Amazon sales commissions are donated to the Mark Twain Project,
University of California, Berkeley, CA.
The following review appeared 24 May 2012 on the Mark Twain Forum.
Copyright © 2012 Mark Twain Forum
This review may not be published or redistributed in any medium without
permission.
Almost from the beginning, Mark Twain seemed to place a monetary value on every episode that occurred in his life. He became so fiercely proprietary about each detail that he refused to give other writers permission to quote from his letters, speeches, and writings in any form. His possessiveness about the incidents that had shaped his career even extended to reporters seeking to produce brief summaries of his experiences. As he bragged to his brother Orion in 1887, "I have never yet allowed an interviewer or biography-sketcher to get out of me any circumstance of my history which I thought might be worth putting some day into my autobiography. . . . They never got anything that was worth the printing." His clear intention was to mine these promising veins of ore solely for himself. A headnote describing Mark Twain that he either wrote or approved for Mark Twain's Library of Humor (1888) cited his river-piloting days and his Quaker City cruise, and then assured readers that "his succeeding books continue the story of his own life, with more or less fullness and exactness." To an importunate author (Will Clemens) seeking to write his biography in 1900, Twain objected emphatically: "Such books as you propose are not proper to publish during my lifetime. A man's history is his own property until the grave extinguishes his ownership in it."

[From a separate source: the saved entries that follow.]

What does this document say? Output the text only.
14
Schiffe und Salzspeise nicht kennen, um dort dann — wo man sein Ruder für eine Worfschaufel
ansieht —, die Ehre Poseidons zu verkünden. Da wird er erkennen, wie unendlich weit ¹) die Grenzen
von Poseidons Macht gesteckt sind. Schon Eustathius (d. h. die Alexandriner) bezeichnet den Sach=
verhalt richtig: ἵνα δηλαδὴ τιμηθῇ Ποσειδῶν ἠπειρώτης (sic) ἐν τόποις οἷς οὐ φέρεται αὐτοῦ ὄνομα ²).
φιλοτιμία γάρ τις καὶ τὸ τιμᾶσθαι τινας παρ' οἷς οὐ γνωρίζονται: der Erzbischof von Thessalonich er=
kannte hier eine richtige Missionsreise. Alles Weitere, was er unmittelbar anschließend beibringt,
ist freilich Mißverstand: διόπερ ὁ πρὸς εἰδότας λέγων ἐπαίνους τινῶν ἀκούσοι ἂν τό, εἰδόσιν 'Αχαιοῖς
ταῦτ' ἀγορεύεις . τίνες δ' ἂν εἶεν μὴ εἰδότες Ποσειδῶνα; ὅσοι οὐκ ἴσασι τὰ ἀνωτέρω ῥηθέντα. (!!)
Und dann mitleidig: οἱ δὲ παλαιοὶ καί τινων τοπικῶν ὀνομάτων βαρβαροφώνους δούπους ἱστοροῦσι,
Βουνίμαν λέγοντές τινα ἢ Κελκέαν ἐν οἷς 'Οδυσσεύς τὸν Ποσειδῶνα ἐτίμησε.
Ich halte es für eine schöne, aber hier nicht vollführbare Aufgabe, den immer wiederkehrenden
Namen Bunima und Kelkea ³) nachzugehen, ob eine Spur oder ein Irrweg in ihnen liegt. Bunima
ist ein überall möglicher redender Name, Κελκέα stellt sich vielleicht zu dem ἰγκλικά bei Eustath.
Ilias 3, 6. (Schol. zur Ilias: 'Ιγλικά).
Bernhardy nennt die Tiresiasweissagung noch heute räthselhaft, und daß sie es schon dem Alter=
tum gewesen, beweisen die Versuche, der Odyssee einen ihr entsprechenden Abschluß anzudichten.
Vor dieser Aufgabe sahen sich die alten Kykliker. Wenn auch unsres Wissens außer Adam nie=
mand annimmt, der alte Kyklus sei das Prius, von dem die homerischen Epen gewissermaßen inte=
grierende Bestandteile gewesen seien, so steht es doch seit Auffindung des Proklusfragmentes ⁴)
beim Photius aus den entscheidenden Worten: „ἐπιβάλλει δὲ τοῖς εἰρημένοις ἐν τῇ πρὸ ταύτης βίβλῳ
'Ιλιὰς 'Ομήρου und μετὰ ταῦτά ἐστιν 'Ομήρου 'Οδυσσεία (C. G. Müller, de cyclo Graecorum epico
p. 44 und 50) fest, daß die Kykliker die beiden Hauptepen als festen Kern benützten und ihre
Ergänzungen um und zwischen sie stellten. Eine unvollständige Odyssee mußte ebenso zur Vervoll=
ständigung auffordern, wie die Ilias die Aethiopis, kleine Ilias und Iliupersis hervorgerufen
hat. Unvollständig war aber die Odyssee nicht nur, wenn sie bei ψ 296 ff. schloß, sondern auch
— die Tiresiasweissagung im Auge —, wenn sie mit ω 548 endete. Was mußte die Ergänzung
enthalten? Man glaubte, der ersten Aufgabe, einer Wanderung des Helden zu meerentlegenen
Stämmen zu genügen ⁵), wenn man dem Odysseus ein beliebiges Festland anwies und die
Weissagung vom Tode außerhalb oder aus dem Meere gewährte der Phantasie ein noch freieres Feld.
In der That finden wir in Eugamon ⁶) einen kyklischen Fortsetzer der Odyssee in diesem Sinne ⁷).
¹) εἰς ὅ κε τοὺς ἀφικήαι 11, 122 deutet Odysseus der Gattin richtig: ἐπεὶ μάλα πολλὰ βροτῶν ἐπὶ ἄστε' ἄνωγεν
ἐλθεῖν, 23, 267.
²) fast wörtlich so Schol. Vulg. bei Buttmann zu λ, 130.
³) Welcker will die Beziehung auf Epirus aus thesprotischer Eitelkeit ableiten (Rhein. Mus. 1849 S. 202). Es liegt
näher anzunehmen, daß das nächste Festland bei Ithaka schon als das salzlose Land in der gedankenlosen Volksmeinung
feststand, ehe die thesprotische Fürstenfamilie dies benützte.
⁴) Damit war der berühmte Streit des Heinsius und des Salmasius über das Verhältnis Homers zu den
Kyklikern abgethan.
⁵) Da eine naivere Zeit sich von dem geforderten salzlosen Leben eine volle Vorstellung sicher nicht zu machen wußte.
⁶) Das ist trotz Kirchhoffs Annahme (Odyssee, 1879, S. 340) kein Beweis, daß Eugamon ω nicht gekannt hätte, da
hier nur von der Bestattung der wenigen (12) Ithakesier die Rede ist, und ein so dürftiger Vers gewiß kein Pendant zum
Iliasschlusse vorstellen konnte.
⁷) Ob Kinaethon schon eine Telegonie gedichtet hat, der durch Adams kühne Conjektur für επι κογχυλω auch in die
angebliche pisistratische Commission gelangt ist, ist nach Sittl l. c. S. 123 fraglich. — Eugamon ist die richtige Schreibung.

The recently retired and ingeniously resourceful R. Kent Rasmussen now retrieves and assembles those autobiographical snippets that Mark Twain treasured and scattered through his literary works. Although the publisher's advertising flier tries to connect this volume to the Mark Twain Project's Autobiography of Mark Twain ("more compact than the University of California's best-seller"), in point of fact Mark Twain: Autobiographical Writings does not include the previously unpublished materials in Volume 1of the recent California edition. What Rasmussen has done--and it is another one of his shrewd feats that will leave more than a few Twain scholars saying to themselves, "Well, I could have edited a book like Rasmussen's myself (if I had only thought of it)"--is to gather the portions of Twain's Autobiography that appeared in the North American Review in 1906 and 1907 (previously reprinted by Michael Kiskis, as Rasmussen duly notes). To those pieces Rasmussen adds selected passages of an autobiographical nature from The Innocents Abroad (1869), Mark Twain's Sketches New & Old (1875), A Tramp Abroad (1880), the cub piloting and Hannibal chapters in Life on the Mississippi (1883), Following the Equator (1897), "Hunting the Deceitful Turkey" (1906), "My Boyhood Dreams" (1900), Is Shakespeare Dead? (1909), "The Turning-Point of My Life" (1910), and Albert Bigelow Paine's "Unpublished Chapters from the Autobiography of Mark Twain" (1922).
Rasmussen is scrupulous about explaining his process and his sources. Most important, the resulting compendium is truly entertaining and often illuminating. When the purely autobiographical reminiscences embedded in Twain's travel narratives are extracted from their surrounding contexts of journeys and sights, they form a comprehensive picture of what the author remembered about his life, especially his early years. We are reminded that young Sam Clemens saw his father repeatedly cuff "our harmless slave boy" (Following the Equator Chapter 38), witnessed his mother confront a St. Louis cartman who was "beating his horse over the head with the butt of his heavy whip" ("Jane Lampton Clemens," written 1890-91), and was horribly embarrassed when as a ten year old he dreamed a steamboat was on fire and shouted out a mistaken alarm ("I crept humbly away," he related in A Tramp Abroad).
To these fascinating recollections Rasmussen contributes an informative Introduction that courageously takes up the issue of Samuel Clemens's veracity, a fuller-than-usual chronology of Clemens's life, an up-to-date bibliography of scholarship devoted to his autobiographical writings, and a surprisingly ample "Glossary" that identifies everyone and everything from Susan Crane to John Hay to the Monday Evening Club to the starboard side of a river vessel.
The revealing contents, reasonable price, and attractive format
of this paperbound collection make it ideally suitable as a college textbook.
Students can find much here to enlighten them about Mark Twain's remembered
world. Scholars engaged in research will find themselves hampered--as they
are in most of Twain's writings--by the lack of an index that might sort out
the pervasive "so-hard-to-relocate-the-paragraph-in-which-he-told-that-anecdote"
quality of his works. All the same, Rasmussen, who already has half a dozen
excellent Mark Twain books to his credit, has again produced a highly usable
and deeply enjoyable compilation of some of Twain's very best prose.